Listening, Really Listening to Guanajuato

By accident, I walked into the Meson de San Antonio while the Brazilian expert.on soundscapes, Dra. Janete El Haouli, was speaking. Although in her city of Londinas she produces a radio series on New Music for the Thinking Listener, on this occasion she was talking about everyday sounds. 

What is a soundscape? The word is a riff on the English word landscape, a photo or painting of what we see around us. A soundscape or paisaje sonoro is a taped record of the sounds of a place and even its silences.

DRa. El Haouli sharing her enthusiasm for soundscapes
Dra. El Haouli, with a halo of curly black hair and a passionate speaker, talked about the value of noticing the ordinary sounds that give a place its particular "flavor." 

So what does Guanajuato sound like to a musician-scholar-producer? With enthusiasm, she said twice, " I will think of the church bells sounding."

Dra. El Haouli played many taped examples so the students of communication and their professors, could listen to harbor sounds, city sounds, even an unedited tape of hundreds of croaking frogs. She asked the audience to guess the cities, which they did, underscoring her point. She spoke emphatically of the importance of the value of listening instead tuning everything out.

As I thought about what Dra. El Haouli was telling us, I remembered the way Guanajuato cafeterias used to be when I moved here in 1999. When few people had laptop computers or cell phones, these places used to be filled with the sounds of conversation, along with the sounds of cups being picked up and set down.  People without land lines went there to connect with their friends. Now the same cafeterías, at least in the daytime, are silent places where people sit together, but look down at their cells instead of talking. Then there are the folks, many ot them tourists, who glued to their laptops ignore the people and everything else around them. 

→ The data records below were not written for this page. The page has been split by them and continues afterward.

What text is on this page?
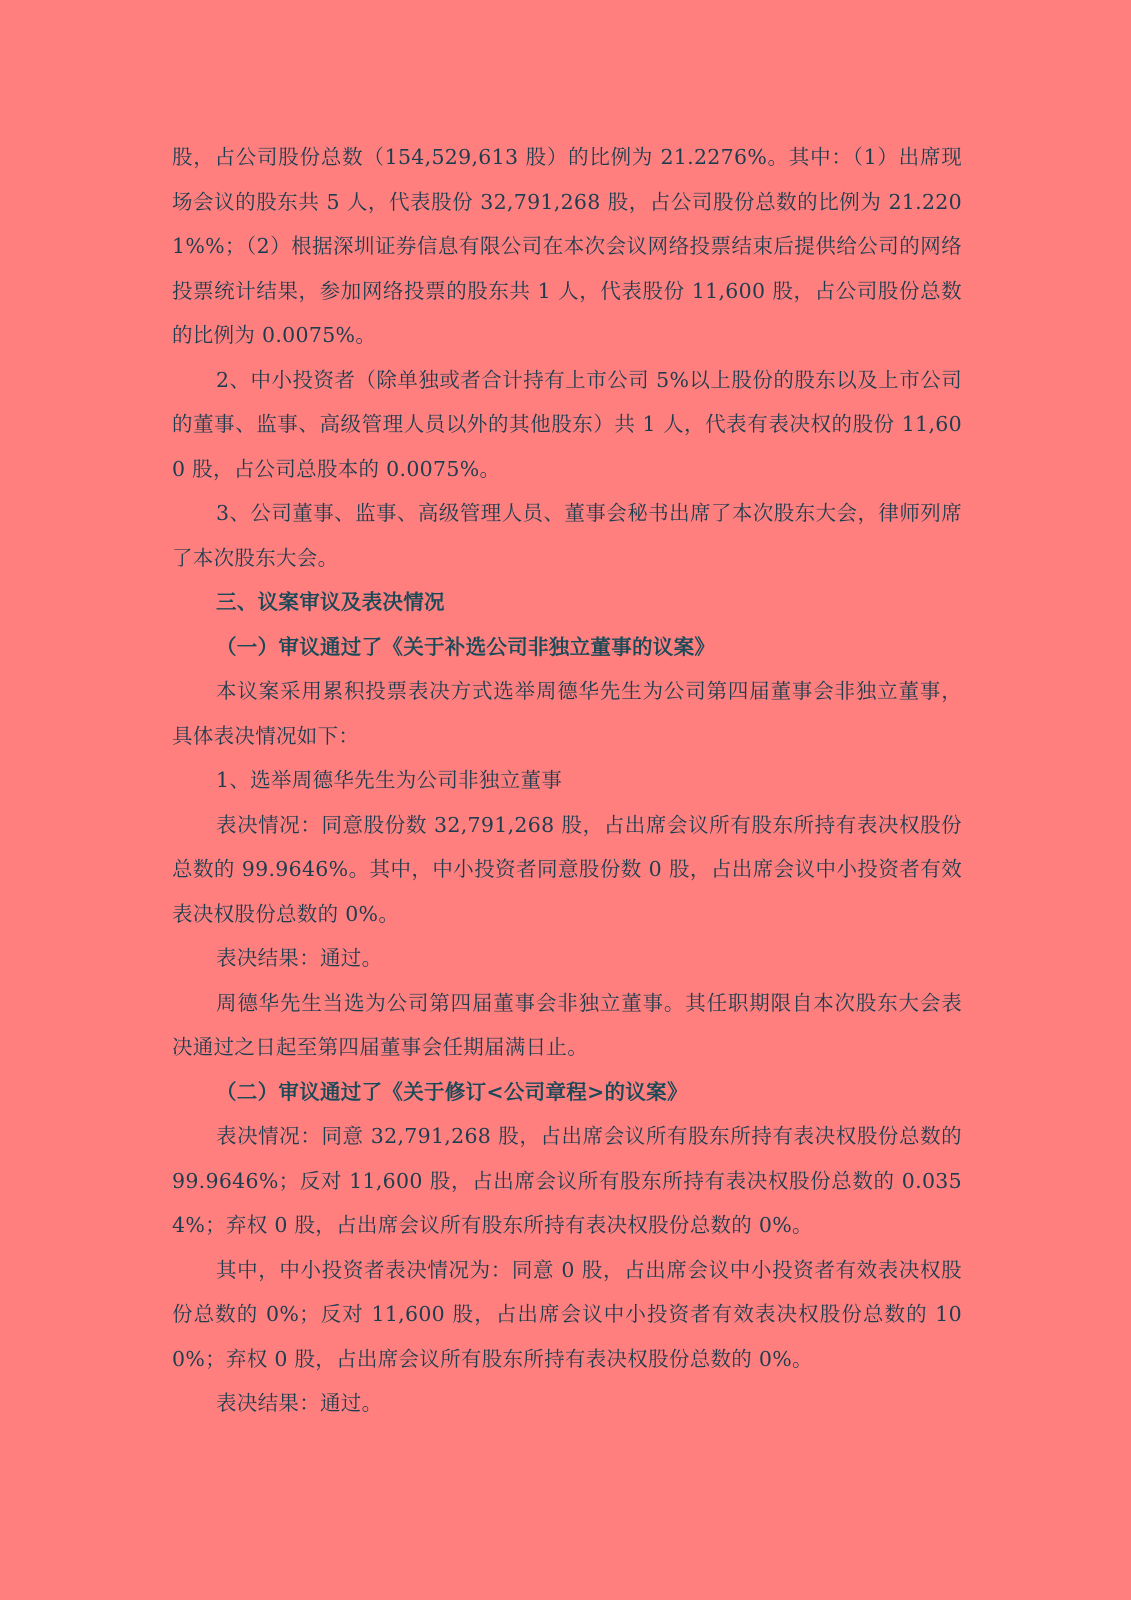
股，占公司股份总数（154,529,613 股）的比例为 21.2276%。其中：（1）出席现场会议的股东共 5 人，代表股份 32,791,268 股，占公司股份总数的比例为 21.2201%%；（2）根据深圳证券信息有限公司在本次会议网络投票结束后提供给公司的网络投票统计结果，参加网络投票的股东共 1 人，代表股份 11,600 股，占公司股份总数的比例为 0.0075%。

2、中小投资者（除单独或者合计持有上市公司 5%以上股份的股东以及上市公司的董事、监事、高级管理人员以外的其他股东）共 1 人，代表有表决权的股份 11,600 股，占公司总股本的 0.0075%。

3、公司董事、监事、高级管理人员、董事会秘书出席了本次股东大会，律师列席了本次股东大会。

三、议案审议及表决情况

（一）审议通过了《关于补选公司非独立董事的议案》

本议案采用累积投票表决方式选举周德华先生为公司第四届董事会非独立董事，具体表决情况如下：

1、选举周德华先生为公司非独立董事

表决情况：同意股份数 32,791,268 股，占出席会议所有股东所持有表决权股份总数的 99.9646%。其中，中小投资者同意股份数 0 股，占出席会议中小投资者有效表决权股份总数的 0%。

表决结果：通过。

周德华先生当选为公司第四届董事会非独立董事。其任职期限自本次股东大会表决通过之日起至第四届董事会任期届满日止。

（二）审议通过了《关于修订<公司章程>的议案》

表决情况：同意 32,791,268 股，占出席会议所有股东所持有表决权股份总数的 99.9646%；反对 11,600 股，占出席会议所有股东所持有表决权股份总数的 0.0354%；弃权 0 股，占出席会议所有股东所持有表决权股份总数的 0%。

其中，中小投资者表决情况为：同意 0 股，占出席会议中小投资者有效表决权股份总数的 0%；反对 11,600 股，占出席会议中小投资者有效表决权股份总数的 100%；弃权 0 股，占出席会议所有股东所持有表决权股份总数的 0%。

表决结果：通过。
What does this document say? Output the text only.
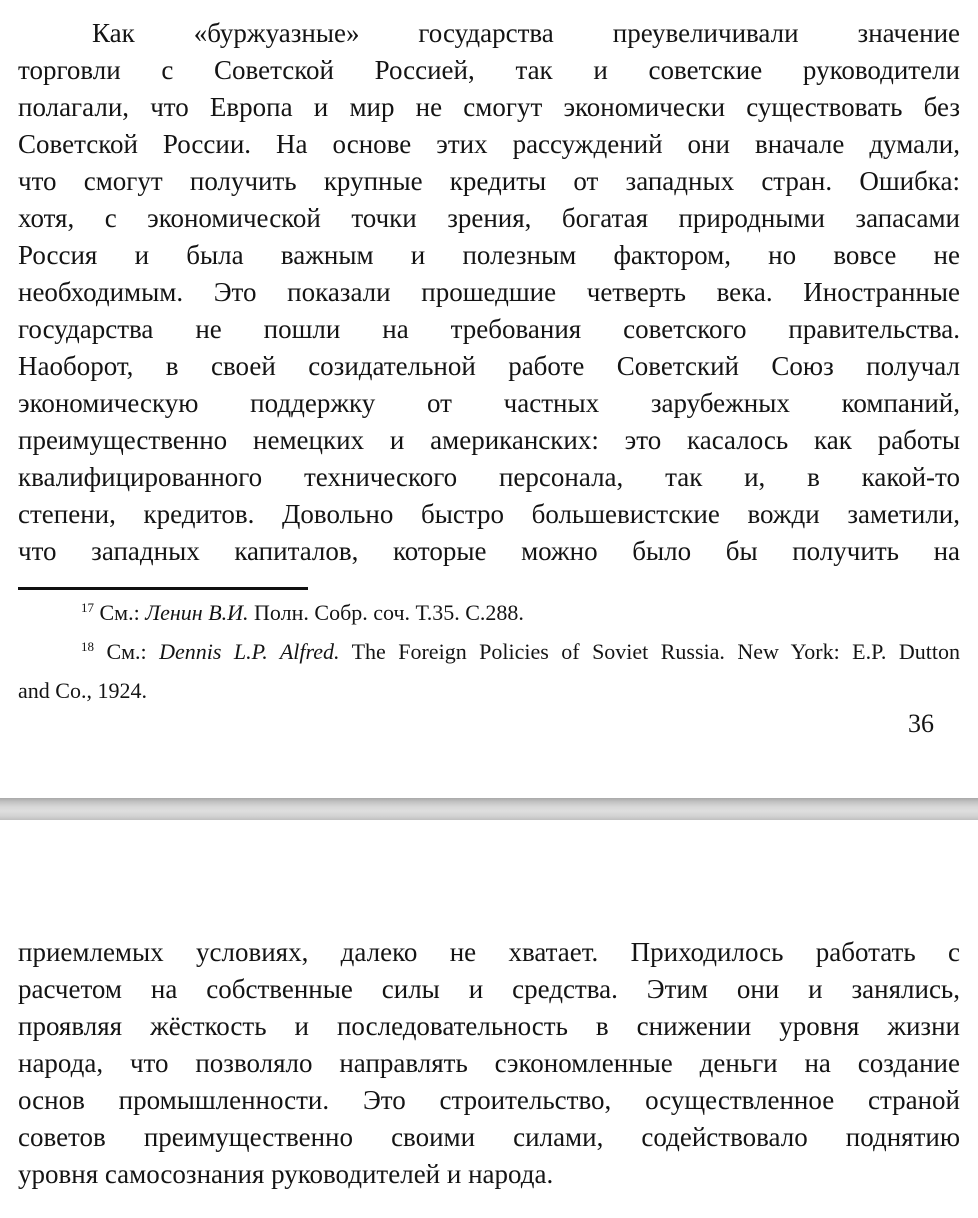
Как «буржуазные» государства преувеличивали значение
торговли с Советской Россией, так и советские руководители
полагали, что Европа и мир не смогут экономически существовать без
Советской России. На основе этих рассуждений они вначале думали,
что смогут получить крупные кредиты от западных стран. Ошибка:
хотя, с экономической точки зрения, богатая природными запасами
Россия и была важным и полезным фактором, но вовсе не
необходимым. Это показали прошедшие четверть века. Иностранные
государства не пошли на требования советского правительства.
Наоборот, в своей созидательной работе Советский Союз получал
экономическую поддержку от частных зарубежных компаний,
преимущественно немецких и американских: это касалось как работы
квалифицированного технического персонала, так и, в какой-то
степени, кредитов. Довольно быстро большевистские вожди заметили,
что западных капиталов, которые можно было бы получить на

$^{17}$ См.: Ленин В.И. Полн. Собр. соч. Т.35. С.288.

$^{18}$ См.: Dennis L.P. Alfred. The Foreign Policies of Soviet Russia. New York: E.P. Dutton

and Co., 1924.

36
приемлемых условиях, далеко не хватает. Приходилось работать с
расчетом на собственные силы и средства. Этим они и занялись,
проявляя жёсткость и последовательность в снижении уровня жизни
народа, что позволяло направлять сэкономленные деньги на создание
основ промышленности. Это строительство, осуществленное страной
советов преимущественно своими силами, содействовало поднятию
уровня самосознания руководителей и народа.
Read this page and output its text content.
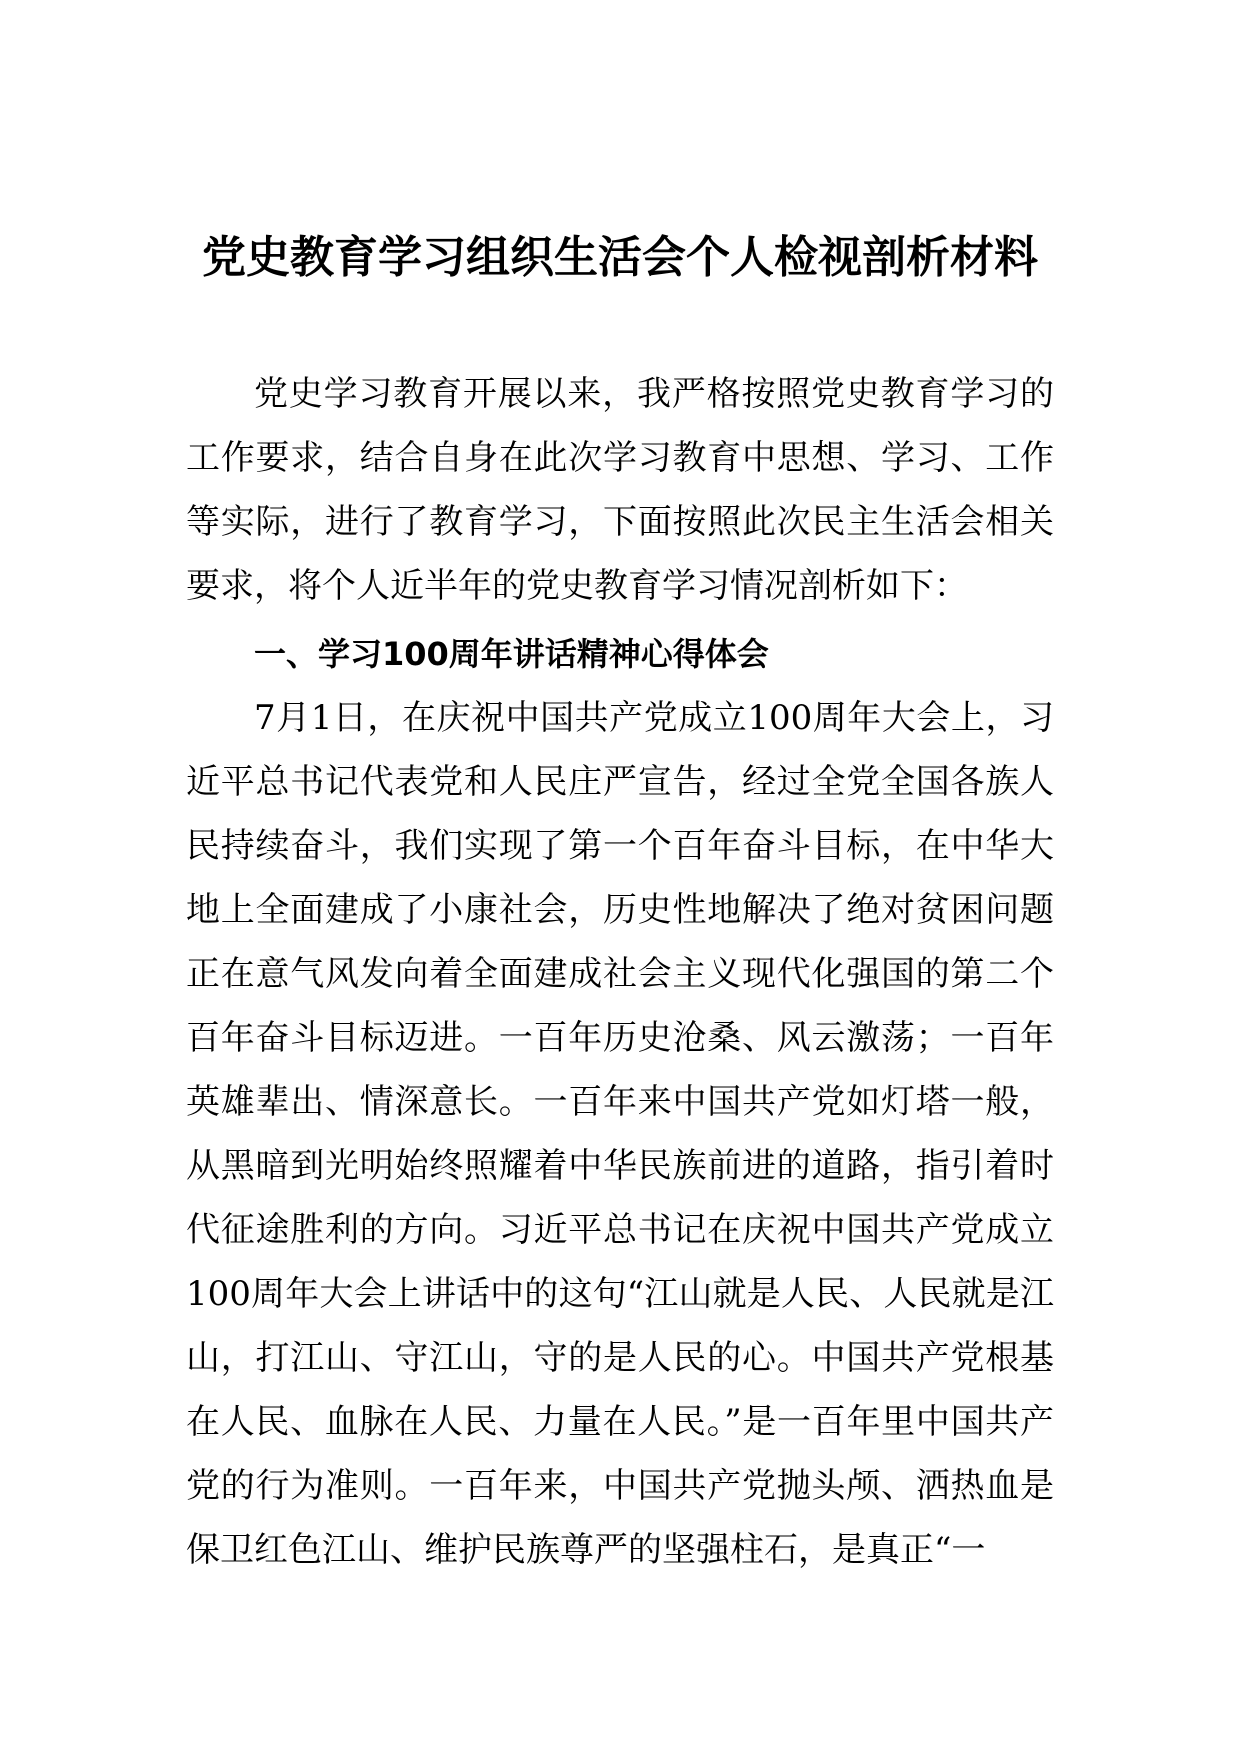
党史教育学习组织生活会个人检视剖析材料

党史学习教育开展以来，我严格按照党史教育学习的工作要求，结合自身在此次学习教育中思想、学习、工作等实际，进行了教育学习，下面按照此次民主生活会相关要求，将个人近半年的党史教育学习情况剖析如下：

一、学习100周年讲话精神心得体会

7月1日，在庆祝中国共产党成立100周年大会上，习近平总书记代表党和人民庄严宣告，经过全党全国各族人民持续奋斗，我们实现了第一个百年奋斗目标，在中华大地上全面建成了小康社会，历史性地解决了绝对贫困问题正在意气风发向着全面建成社会主义现代化强国的第二个百年奋斗目标迈进。一百年历史沧桑、风云激荡；一百年英雄辈出、情深意长。一百年来中国共产党如灯塔一般，从黑暗到光明始终照耀着中华民族前进的道路，指引着时代征途胜利的方向。习近平总书记在庆祝中国共产党成立100周年大会上讲话中的这句“江山就是人民、人民就是江山，打江山、守江山，守的是人民的心。中国共产党根基在人民、血脉在人民、力量在人民。”是一百年里中国共产党的行为准则。一百年来，中国共产党抛头颅、洒热血是保卫红色江山、维护民族尊严的坚强柱石，是真正“一
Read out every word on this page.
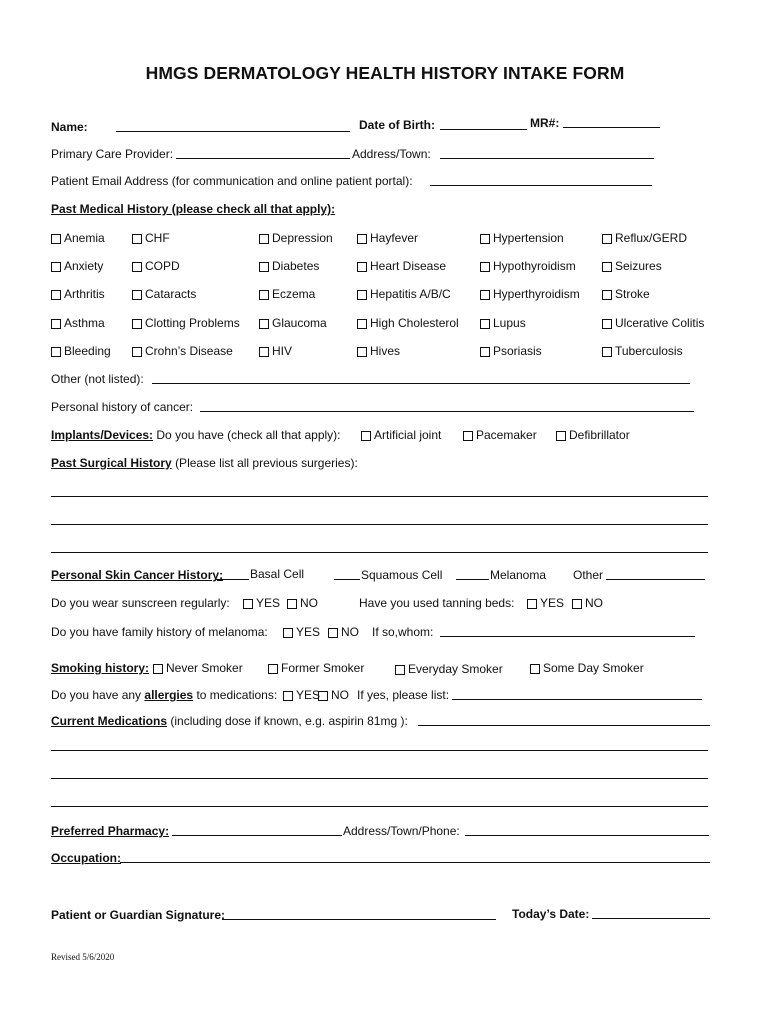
HMGS DERMATOLOGY HEALTH HISTORY INTAKE FORM
Name:	Date of Birth:	MR#:
Primary Care Provider:	Address/Town:
Patient Email Address (for communication and online patient portal):
Past Medical History (please check all that apply):
Anemia	CHF	Depression	Hayfever	Hypertension	Reflux/GERD
Anxiety	COPD	Diabetes	Heart Disease	Hypothyroidism	Seizures
Arthritis	Cataracts	Eczema	Hepatitis A/B/C	Hyperthyroidism	Stroke
Asthma	Clotting Problems	Glaucoma	High Cholesterol	Lupus	Ulcerative Colitis
Bleeding	Crohn’s Disease	HIV	Hives	Psoriasis	Tuberculosis
Other (not listed):
Personal history of cancer:
Implants/Devices: Do you have (check all that apply):	Artificial joint	Pacemaker	Defibrillator
Past Surgical History (Please list all previous surgeries):
Personal Skin Cancer History: Basal Cell	Squamous Cell	Melanoma Other
Do you wear sunscreen regularly: YES NO	Have you used tanning beds: YES NO
Do you have family history of melanoma: YES NO If so,whom:
Smoking history: Never Smoker	Former Smoker	Everyday Smoker	Some Day Smoker
Do you have any allergies to medications: YES NO If yes, please list:
Current Medications (including dose if known, e.g. aspirin 81mg ):
Preferred Pharmacy:	Address/Town/Phone:
Occupation:
Patient or Guardian Signature:	Today’s Date:
Revised 5/6/2020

If only I had a soundscape of the mingled voices in my favorite coffee house not so long ago! But at least I do remember Jorge Ibarguengoitia's witty take on the sound of the bells.

Maybe as a result of Janete El Haouli’s lively, informative talk, Radio Universidad will create a new series of sound bites of the many soundscapes of Guanajuato--its early Monday mornings and late Thursday nights, the sound of raindrops falling and high heels clacking on dry pavement, the clamor in schoolyards, the quiet in a callejon. Changing soundscapes that change and the ones that stay the same.

I would listen.

The Dirección de Extension Cultural of the University of Guanajuato made  Dra. El Haouli’s lecture possible, UG's is one of ten sites in the state participating in the 10th International Radio Biennial. Laura Lozano of Radio Universidad presided.